For the Holidays: Mariah Carey, Indigo Girls, and Glee
Mariah Carey, Merry Christmas II You
Sequels usually suck, but Mariah Carey’s not going down with that sleigh on her cleverly titled offshoot to her Merry Christmas behemoth. That 16-year-old album spawned “All I Want for Christmas is You,” a modern-day classic whose new “Extra Festive” version is, well, extra-noisy or something. More obviously, the diva’s “Auld Lang Syne” sounds ready to ring in the New Year on a gay disco ball, as its slow preface surges into an arms-up thumper. Beats percolate on first single “Oh Santa!” too, with its old-school bounce and school-yard chant, but this wouldn’t be a Mariah album without big, goopy ballads —and Merry Christmas II You is padded with them: “One Child,” one of two new tracks produced by Hairspray composer Marc Shaiman, builds to a belting climax; there’s also opera-singer mom, Patricia Carey, on “O Come All Ye Faithful” and a live, chill-propelling “O Holy Night.” But part two’s no classic, especially with the awkward Michael Jackson-borrowed “Here Comes Santa Claus (Right Down Santa Claus Lane).” The spirit’s there, though—and that goes a long way.
Indigo Girls, Holly Happy Days
That the Indigo Girls recorded their first holiday album in Nashville is only appropriate—they’ve never sounded this downright country. “I Feel the Christmas Spirit,” a bluegrass sing-along, is a toe-tappin’ good time. What follows is similar in style but stripped to their much-adored acoustic sound: “It Really Is (A Wonderful Life),” written by Chely Wright, adds a jazz twist, while “I’ll Be Home for Christmas” is simple and understated, intertwining Emily Saliers and Amy Ray’s voices like holiday magic (Janis Ian, Brandi Carlile and Mary Gauthier add harmonies to the album, too). But what’s really special about the refreshing Holly Happy Days (besides the cool packaging with lyrics of the three new tunes written on ornament cut-outs) has more to do with the duo’s rarely recorded song selection. One of those, Beth Nielsen Chapman’s “There’s Still My Joy,” is stunningly bittersweet—just how we like our Girls.
Glee: The Music—The Christmas Album
Before Glee conquers the world (because it will), it’s conquering Christmas—the gay way, with a dude duo doing “Baby, It’s Cold Outside” together (aw, cute!). On the holiday-themed release from the cast of TV’s biggest, queerest drug, Kurt (Chris Colfer) and possible-new-loverboy Blaine (Darren Criss) charm in a refreshingly gay take on the classic. Otherwise, Glee plugs carols into the show’s formula for frothy bouncers and over-the-top ballads: a jazzy, dance-made “Jingle Bells”; pop fave “Last Christmas” and a soaring “O Holy Night,” sung by pipe queen Lea Michele (duh). Even the show’s knack for mash-ups gets play on this disc with “Deck the Rooftop,” a groovy romp. “You’re a Mean One, Mr. Grinch” is an odd fit, especially since Glee is known for, you know, singing, but it’s the only real coal in this collection—one sure to make the yuletide gayer.

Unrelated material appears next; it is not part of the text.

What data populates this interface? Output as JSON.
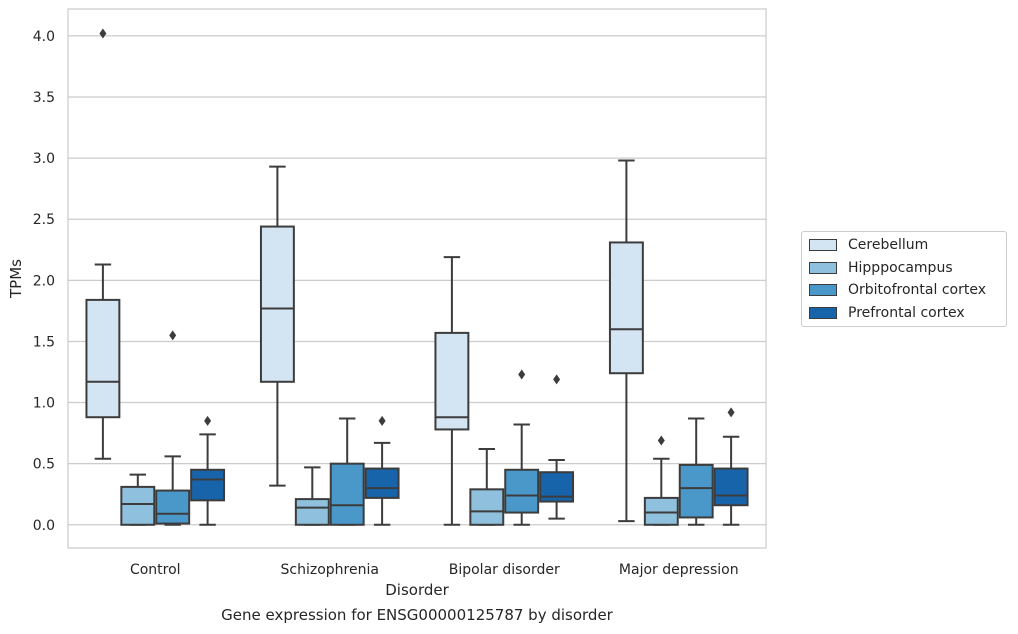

The Superions, Destination... Christmas!
Something weird’s to be expected from B-52s’ Fred Schneider, whose side project with two other musicians— known collectively as the Superions—is one strange, creepy, horny, electro-fused spin. The perverted “Santa Je T’aime” answers the question, “Why did Ol’ Saint Nick favor Rudolph?” And other novelty songs are just as whacky. If Christmas got punk’d, this would be it.
Katharine McPhee, Christmas Is the Time… (To Say I Love You)
Back to basics, and out from the trendy trench, is where the American Idol loser lands on her simple 10-tracker. The songs on her third album, mostly made of classic carols, are structured to conjure pre-fad-following McPhee, who sings her little heart out and, with sole original “It’s Not Christmas Without You,” pulls at ours.